As gestantes têm direitos tanto após o parto como no decorrer da gestação. São alguns deles:

  • Ser dispensada no horário de trabalho para a realização de pelo menos seis consultas médicas e demais exames complementares, ou seja, assim que a mulher desconfiar que está grávida ela deve procurar o Posto de saúde para confirmar a gravidez e dar inicio ao pré-natal, sendo possível levar um acompanhante em todas as consultas (companheiro, mãe, amiga ou outra pessoa).
  • ATENÇÃO FUTUROS PAIS! Sem essa de não saber quem é o pai ou o mesmo não querer ajudar nas despesas, pois tão logo seja confirmada a gravidez, é direito da gestante ter parte das despesas adicionais decorrentes da gestação, da concepção ao parto, custeados pelo futuro pai, na proporção dos recursos de ambos, segundo a lei 11.804/08.
  • As mulheres também têm direito a vários exames (exame de Urina, sangue, preventivo de câncer, teste anti-HIV) gratuitos durante o pré-natal, caso haja necessidade estes exames poderão ser repetidos gratuitamente quantas vezes o medico achar necessário, sem custo nenhum da gestante.
  • Outro direito da gestante é a prioridade no atendimento médico e nas filas tanto em instituição publicas como privadas e assentos preferenciais demarcados em todos os tipos de transporte público.
  • A gestante também tem o direito de conhecer antecipadamente o hospital onde será realizado seu parto (lei nº 11.634, de 27 de dezembro de 2007).

No trabalho a empregada tem o direito de mudar de função ou setor (conforme o risco de sua gravidez) de acordo com o estado de saúde e ter assegurado a retomada da antiga posição, não poderá de modo nenhum ser afastada da integração da empresa ou mesma colocando-a em sala isolada, configurando assim o assédio moral por parte do patrão.

DIREITO APÓS O PARTO

Agora que a criança nasceu, mãe e filho têm o direito de ficar juntos no mesmo quarto (portaria nº 1.016 de 26 de agosto de 1993).

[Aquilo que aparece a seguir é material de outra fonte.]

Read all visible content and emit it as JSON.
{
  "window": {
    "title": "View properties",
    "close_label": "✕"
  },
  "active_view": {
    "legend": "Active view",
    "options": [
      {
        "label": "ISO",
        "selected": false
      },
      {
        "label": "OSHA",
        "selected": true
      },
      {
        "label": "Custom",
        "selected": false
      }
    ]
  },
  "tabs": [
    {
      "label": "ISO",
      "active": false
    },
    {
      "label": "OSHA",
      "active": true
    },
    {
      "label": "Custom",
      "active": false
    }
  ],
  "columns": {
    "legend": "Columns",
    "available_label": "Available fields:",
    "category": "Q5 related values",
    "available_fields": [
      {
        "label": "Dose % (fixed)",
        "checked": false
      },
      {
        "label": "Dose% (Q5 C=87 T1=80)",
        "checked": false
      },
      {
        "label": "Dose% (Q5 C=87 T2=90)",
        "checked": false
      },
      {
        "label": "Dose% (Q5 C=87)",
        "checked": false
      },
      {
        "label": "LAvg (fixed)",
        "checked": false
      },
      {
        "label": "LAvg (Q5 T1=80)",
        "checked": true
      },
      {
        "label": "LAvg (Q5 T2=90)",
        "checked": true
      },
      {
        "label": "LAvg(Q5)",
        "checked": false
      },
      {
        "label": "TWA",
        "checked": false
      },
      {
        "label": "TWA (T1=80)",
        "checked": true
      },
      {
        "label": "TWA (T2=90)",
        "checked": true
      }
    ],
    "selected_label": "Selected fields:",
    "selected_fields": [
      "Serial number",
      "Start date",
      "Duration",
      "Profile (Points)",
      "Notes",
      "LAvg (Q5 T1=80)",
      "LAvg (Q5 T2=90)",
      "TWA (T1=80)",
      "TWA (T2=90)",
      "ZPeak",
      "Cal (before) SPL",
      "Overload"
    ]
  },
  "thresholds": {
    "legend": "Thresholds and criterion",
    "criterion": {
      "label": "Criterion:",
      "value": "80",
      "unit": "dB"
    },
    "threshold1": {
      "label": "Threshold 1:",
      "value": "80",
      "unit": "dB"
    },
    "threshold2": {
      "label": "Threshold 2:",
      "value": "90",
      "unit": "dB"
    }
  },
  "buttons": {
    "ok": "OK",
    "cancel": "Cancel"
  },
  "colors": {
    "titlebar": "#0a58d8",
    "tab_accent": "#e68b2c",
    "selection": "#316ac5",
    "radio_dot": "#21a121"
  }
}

O artigo 396 da CLT dispõe que a empregada tem o direito de dois descansos diários de 30 minutos para amamentação, até a criança completar seis meses de vida, sendo esse tempo de pausa remunerado e não caracterizado como corte do horário de refeição. Poderá a empregada negociar esse tempo com o patrão, por exemplo, juntando os dois períodos em um só, de uma hora.

MAS DOUTOR, EU ESTOU GRÁVIDA E DESEMPREGADA… POSSO TER DIREITO A LICENÇA MATERNIDADE?

Se você está desempregada entre 12 e 36 meses (entre a data de desligamento do ultimo emprego e do nascimento do bebê), que contribuiu para a previdência social poderá receber o beneficio. O período de 12 meses vale para todas as gestantes, independente de contribuição. As mulheres que contribuíram por mais de dez anos têm um “período de graça” (aquele em que o trabalhador, embora não esteja recolhendo para a previdência, está amparado pelo sistema e poderá receber o beneficio) de 24 meses de desemprego.

O salário maternidade assegurado à mulher 120 dias (4 meses) de salário pago pela previdência. O beneficio é devido a partir do oitavo mês de gestação ou do nascimento da criança.

Então, leitora que deseja ter um filho ou filha, corra atrás dos seus direitos e tenha uma gestação saudável e um ótimo planejamento. A mulher grávida merece todos os cuidados em seu momento sublime do nascimento do filho, isto porque toda a criança tem o direito de nascer e se desenvolver em ambiente seguro.